<オープン戦:日本ハム8-0西武>◇12日◇札幌ドーム

 佑ちゃん、残った。日本ハム斎藤佑樹投手(25)が「直接対決」で執念の好投を見せた。開幕ローテーションを争う上沢と西武戦に同日登板。ライバルの5回無失点快投を受け、6回から2番手でマウンドへ。毎回、先頭打者の出塁を許しながら、4回無失点と譲らず完封リレーで競演した。キャンプから続く激闘の決着は開幕直前まで持ち越し。目指す2年ぶり1軍スタートへ、希望の光はまだ消えない。

 これが勝負どころを知る斎藤の強さだ。重圧を、はねのけた。最終盤を迎えた開幕ローテ争い。ライバル上沢が5回無失点で降板した直後のマウンドで4イニング「0」を並べた。

 斎藤

 ずっと0が続いていたので、次の点を取られちゃいけないと思った。僕の投球をしようと。今日はもう終わったので次に生かしていきたい。

 徳俵で踏みとどまり、結論は持ち越された。

 経験も実績も、自分の方が上。意地もあった。最初の6回。先頭の栗山に、この日最速143キロ直球を中前に痛打された。いきなり走者を背負ったが「いい球と悪い球がはっきりしてきた。ちゃんと使い分けられれば大けがはしない」。冷静な自己分析で、落ち着きは失わなかった。続く熊代を外角低め直球で見逃し三振に仕留めると取り組んでいるシュートにカットボール、ツーシームを駆使し、後続を断った。

 置かれた立場は、理解している。前日11日の最終調整。上沢とそろって入ったブルペンには、栗山監督の姿もあった。グラウンドと投球練習場が離れている構造の札幌ドーム。指揮官がブルペンに足を運ぶのは、異例のことだ。「そのときに調子のいい投手がローテに入るのは当然のことですし、入れなくても、チャンスはすぐに回ってくると思う。準備をしておくことしかできない」。競争意識はあるが、決めるのは首脳陣。雑念を遮断し、自分の投球にだけ集中している。

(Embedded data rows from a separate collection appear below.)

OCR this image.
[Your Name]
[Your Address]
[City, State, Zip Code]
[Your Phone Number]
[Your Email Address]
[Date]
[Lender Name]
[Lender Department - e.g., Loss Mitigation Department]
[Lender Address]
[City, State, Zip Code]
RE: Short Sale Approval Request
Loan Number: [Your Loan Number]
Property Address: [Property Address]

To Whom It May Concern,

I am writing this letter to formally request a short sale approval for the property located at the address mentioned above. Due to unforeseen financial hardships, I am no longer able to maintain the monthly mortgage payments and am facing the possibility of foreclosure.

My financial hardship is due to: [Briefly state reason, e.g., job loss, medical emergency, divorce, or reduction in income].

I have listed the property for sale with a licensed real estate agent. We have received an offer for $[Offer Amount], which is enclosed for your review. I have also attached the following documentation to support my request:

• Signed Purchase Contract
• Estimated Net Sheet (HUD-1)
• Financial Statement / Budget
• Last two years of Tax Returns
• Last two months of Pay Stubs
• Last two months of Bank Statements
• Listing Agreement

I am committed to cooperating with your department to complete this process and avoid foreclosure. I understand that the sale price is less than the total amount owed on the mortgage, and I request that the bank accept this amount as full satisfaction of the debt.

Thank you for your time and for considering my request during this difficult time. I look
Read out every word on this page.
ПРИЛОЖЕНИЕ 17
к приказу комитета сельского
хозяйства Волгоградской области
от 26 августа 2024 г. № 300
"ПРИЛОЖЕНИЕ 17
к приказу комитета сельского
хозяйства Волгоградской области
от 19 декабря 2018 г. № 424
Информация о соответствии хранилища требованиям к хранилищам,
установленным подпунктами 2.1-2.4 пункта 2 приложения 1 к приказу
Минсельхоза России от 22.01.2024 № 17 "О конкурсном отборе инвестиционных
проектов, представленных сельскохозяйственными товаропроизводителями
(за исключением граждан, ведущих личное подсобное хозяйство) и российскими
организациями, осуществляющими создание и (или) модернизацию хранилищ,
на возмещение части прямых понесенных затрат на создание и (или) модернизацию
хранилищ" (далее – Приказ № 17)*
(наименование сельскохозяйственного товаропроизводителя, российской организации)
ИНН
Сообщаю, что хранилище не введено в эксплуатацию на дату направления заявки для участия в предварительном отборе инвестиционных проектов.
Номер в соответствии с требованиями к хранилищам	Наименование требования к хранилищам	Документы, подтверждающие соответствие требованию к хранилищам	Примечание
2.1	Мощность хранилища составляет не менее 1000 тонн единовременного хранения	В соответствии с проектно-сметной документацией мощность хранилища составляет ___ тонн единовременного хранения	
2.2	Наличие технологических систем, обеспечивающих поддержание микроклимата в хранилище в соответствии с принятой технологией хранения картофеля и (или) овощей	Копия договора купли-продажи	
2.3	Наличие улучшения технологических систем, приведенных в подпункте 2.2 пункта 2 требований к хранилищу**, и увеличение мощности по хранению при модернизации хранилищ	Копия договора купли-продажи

 次回登板は18日のイースタン教育リーグ西武戦(西武第2)。上沢(翌19日同戦)も2軍で登板する。栗山監督は「(開幕ローテ入りの)可能性はある。少ない登板数の中で結果を残しているんだから。どちらも評価はしている。状況が違うから比較対象にはならない」と明言を避け、来週の登板を“最終試験”の場にする考えだ。

 わずか42球で終えた試合後、斎藤はブルペンで約20球を投げた。「バランスを整えておこうと。開幕が近くなってきているので、いいところは継続して、反省するべきところは反省して次につなげていきたいです。早く開幕が来てほしいなと思います」。右肩関節唇損傷から奇跡のカムバックを目指す1年。もう闘うのは自分自身ではなくなった。上沢とのがっぷり四つの戦い。運命の開幕は、目前に迫っている。【本間翼】

 ◆日本ハムの開幕ローテーション展望

 開幕投手は吉川に内定。実績のある武田勝と8日阪神戦で好投した大谷、メンドーサを含めた4人までが確実になった。5、6人目は2軍調整中の木佐貫が実績で優位には立つが、この日の斎藤と上沢の好投で混沌(こんとん)としてきた。栗山監督は結果を重視する方針を打ち出しているだけに、その基準に基づけば斎藤と上沢の2人とも先発陣6人に滑り込む可能性は十分にある。9日オリックス戦で好投した新人浦野もダークホース的存在だが、中継ぎの適性もあるだけに、首脳陣は起用法を熟慮することになりそうだ。